En voiture avec Samia tout fut plus facile. C'est là que je me suis rendue compte que l'Alaska nécessite d'y passer beaucoup de temps. Parce que, plus que dans tous les autres pays que j'ai visité, aller d'un point à un autre à un rythme touristique y est très frustrant. La particularité de l'Alaska, c'est que c'est un vaste territoire vraiment sauvage, dans lequel tu peux te balader à pied sur des centaines de kilomètres sans jamais croiser personne, et te sentir au milieu de nulle part. Le problème c'est que pour cela il faut beaucoup de temps, et maîtriser l'interprétation des cartes IGN accessoirement... Donc soit tu te retrouves à utiliser les chemins de rando peu nombreux (mais toujours peu fréquentés c'est l'avantage), soit tu t'enfonces dans la forêt à tes risques et périls, ce que je ne sais pas encore faire (mais saurai faire si je reviens en Alaska). Bon, soyons clairs, il y avait largement assez de randonnées disponibles pour nos quinze jours de vadrouille. Mais quinze jours c'était trop court et on se sent limité du fait de devoir rester dans les "rails". Tu as envie d'y être libre, mais ce n'est pas si facile que ça en a l'air.
En tout cas une chose est sûre : ne vient pas habiter en Alaska n'importe qui. Je n'y ai rencontré que des gens pour qui c'est un réel choix. Certes, ils sont payés par l'état pour vivre ici (environ 1000 dollars par an par habitant), mais ce n'est pas ce qui les motive. En vrac : l'amour de la nature, l'isolement, l'esprit communautaire, leur relative indépendance par rapport au gouvernement, une vie simple, le climat clément (je rigole), et le fait que 8 mois dans l'année les moustiques, les ours et les touristes leur foutent la paix!

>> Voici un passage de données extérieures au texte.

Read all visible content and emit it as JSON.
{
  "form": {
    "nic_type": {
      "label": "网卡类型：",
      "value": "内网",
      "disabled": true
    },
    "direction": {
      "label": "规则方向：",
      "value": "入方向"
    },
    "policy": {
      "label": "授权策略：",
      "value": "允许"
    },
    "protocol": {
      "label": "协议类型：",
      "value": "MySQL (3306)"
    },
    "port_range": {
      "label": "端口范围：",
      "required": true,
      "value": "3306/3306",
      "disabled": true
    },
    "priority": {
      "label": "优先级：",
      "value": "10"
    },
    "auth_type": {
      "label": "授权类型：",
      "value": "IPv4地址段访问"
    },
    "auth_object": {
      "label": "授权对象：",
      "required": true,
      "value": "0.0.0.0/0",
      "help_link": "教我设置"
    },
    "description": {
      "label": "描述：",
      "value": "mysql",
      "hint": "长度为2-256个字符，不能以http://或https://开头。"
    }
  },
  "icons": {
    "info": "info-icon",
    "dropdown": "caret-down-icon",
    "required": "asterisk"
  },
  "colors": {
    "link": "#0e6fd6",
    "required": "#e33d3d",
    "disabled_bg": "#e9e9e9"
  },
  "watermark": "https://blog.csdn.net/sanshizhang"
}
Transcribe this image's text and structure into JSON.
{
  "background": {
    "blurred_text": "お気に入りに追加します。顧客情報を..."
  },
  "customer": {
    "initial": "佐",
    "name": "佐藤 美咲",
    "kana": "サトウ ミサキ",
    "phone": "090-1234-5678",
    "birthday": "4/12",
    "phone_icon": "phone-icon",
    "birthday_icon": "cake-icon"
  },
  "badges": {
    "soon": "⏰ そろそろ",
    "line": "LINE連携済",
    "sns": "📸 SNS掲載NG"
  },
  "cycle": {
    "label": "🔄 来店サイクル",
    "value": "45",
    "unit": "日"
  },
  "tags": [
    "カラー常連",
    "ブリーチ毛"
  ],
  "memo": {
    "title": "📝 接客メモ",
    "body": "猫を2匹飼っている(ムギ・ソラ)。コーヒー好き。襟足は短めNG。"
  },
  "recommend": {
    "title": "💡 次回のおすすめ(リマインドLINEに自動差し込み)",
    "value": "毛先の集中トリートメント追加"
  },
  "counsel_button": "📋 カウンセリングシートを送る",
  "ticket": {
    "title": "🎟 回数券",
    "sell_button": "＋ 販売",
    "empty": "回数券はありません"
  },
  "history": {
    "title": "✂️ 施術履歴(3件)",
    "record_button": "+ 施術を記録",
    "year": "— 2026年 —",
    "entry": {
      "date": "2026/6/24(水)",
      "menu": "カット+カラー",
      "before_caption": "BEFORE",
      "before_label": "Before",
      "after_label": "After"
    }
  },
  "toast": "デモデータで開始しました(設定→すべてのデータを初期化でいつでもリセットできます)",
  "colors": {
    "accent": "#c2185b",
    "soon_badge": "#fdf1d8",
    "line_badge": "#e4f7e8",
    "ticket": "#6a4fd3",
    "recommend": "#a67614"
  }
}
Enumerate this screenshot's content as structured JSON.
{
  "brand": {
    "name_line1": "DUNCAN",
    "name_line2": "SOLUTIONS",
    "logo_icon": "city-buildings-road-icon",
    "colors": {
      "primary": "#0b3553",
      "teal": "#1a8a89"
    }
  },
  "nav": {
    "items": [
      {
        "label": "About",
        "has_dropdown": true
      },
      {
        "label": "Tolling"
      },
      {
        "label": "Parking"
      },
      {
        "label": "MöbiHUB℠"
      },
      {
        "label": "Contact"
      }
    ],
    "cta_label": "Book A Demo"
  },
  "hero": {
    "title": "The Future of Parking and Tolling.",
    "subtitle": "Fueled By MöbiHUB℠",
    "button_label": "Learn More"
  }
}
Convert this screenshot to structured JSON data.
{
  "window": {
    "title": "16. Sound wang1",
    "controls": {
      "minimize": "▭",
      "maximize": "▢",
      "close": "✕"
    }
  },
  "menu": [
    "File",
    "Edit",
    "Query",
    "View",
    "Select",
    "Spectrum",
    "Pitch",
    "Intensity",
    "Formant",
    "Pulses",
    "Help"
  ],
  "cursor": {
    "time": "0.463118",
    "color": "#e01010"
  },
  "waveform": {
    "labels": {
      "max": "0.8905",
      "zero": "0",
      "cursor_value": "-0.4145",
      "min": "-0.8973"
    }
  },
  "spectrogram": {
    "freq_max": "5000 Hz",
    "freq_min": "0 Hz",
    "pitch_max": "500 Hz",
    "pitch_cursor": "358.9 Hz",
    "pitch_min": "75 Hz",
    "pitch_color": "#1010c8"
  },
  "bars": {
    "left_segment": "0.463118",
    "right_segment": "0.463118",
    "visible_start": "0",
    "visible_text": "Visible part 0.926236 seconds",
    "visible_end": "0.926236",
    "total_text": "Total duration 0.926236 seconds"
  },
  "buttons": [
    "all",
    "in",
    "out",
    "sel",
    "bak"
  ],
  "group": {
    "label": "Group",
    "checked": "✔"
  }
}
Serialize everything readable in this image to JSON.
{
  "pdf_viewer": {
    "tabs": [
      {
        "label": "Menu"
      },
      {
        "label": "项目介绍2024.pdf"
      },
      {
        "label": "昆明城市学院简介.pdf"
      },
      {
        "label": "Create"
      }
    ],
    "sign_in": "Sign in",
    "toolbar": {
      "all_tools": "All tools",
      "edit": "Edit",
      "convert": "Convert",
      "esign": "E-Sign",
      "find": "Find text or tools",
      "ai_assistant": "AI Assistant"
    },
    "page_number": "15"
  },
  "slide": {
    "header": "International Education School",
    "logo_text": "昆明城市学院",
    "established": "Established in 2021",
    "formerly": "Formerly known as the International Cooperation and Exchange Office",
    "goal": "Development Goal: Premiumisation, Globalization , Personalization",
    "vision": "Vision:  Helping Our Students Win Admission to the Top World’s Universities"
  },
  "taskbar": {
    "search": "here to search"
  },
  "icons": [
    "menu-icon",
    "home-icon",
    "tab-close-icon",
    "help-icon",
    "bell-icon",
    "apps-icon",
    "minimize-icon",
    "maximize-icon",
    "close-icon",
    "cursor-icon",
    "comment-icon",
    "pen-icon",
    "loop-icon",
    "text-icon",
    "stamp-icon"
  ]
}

Je rajouterais pour les hommes le fait qu'il soit justifié de posséder deux 4x4, un quad ET une motoneige, sans avoir à se battre avec sa femme. Quoique, j'ai aussi remarqué qu'une femme n'est pas de première utilité ici. Ça vient clairement après le chien, et souvent après le chat...
Au final, j'aurai "survolé" à peine la moitié de l'Alaska. Et pourtant j'avais un mois et demi. Et je suis sûre que les autres régions (celle au dessus du cercle polaire, les îles du sud-ouest et la région de Nome), sont au moins aussi belles, voir plus passionnantes car moins accessibles.
J'espère que j'y reviendrai. Ça me fait bizarre d'écrire "j'espère" parce que si j'ai bien eu la confirmation d'un truc ici c'est que ça ne sert a rien d'espérer, il suffit souvent de se bouger les fesses.
Et quand je remettrai les pieds ici ça sera avec 399$ pour me payer la sortie "ours au bord de la rivière attrapant le saumon en plein vol"...
Et je viendrai revoir Christie et Colin, qui me manquent.
Mon aventure alaskaienne finie, je pars trois jour voir mes amis Portlandais, avant de rejoindre Tokyo, mes parents et "la môme". Je vais entamer deux mois de chaleur moite asiatique... Samia repart avec tous mes gants, bonnets, vêtements chauds, sac de couchage -20 degrés et matériel de camping... Encore une fois j'ai trouvé une mule pour s'occuper de moi.
Je laisse la place à Yohann et Jean-Marc dans quelques jours puis à Soeur Hélène et Soeur Anne dans deux semaines. J'espère qu'ils
tomberont eux aussi amoureux de l'Alaska.
Une chose est sûre : l'Alaska c'est beaucoup de poubelles anti-ours partout, beaucoup de conseils sur comment se battre avec un plantigrade... Pour très peu d'ours en vadrouille!!
1 commentaire:
Tout va bien!
mon réveil a bien sonné.
j'ai rendu la voiture avec l'essence qui clignotait, sans me perdre.
j'ai fait la mule jusqu'au shuttle.
ton sac de couchage n'a pas été volé.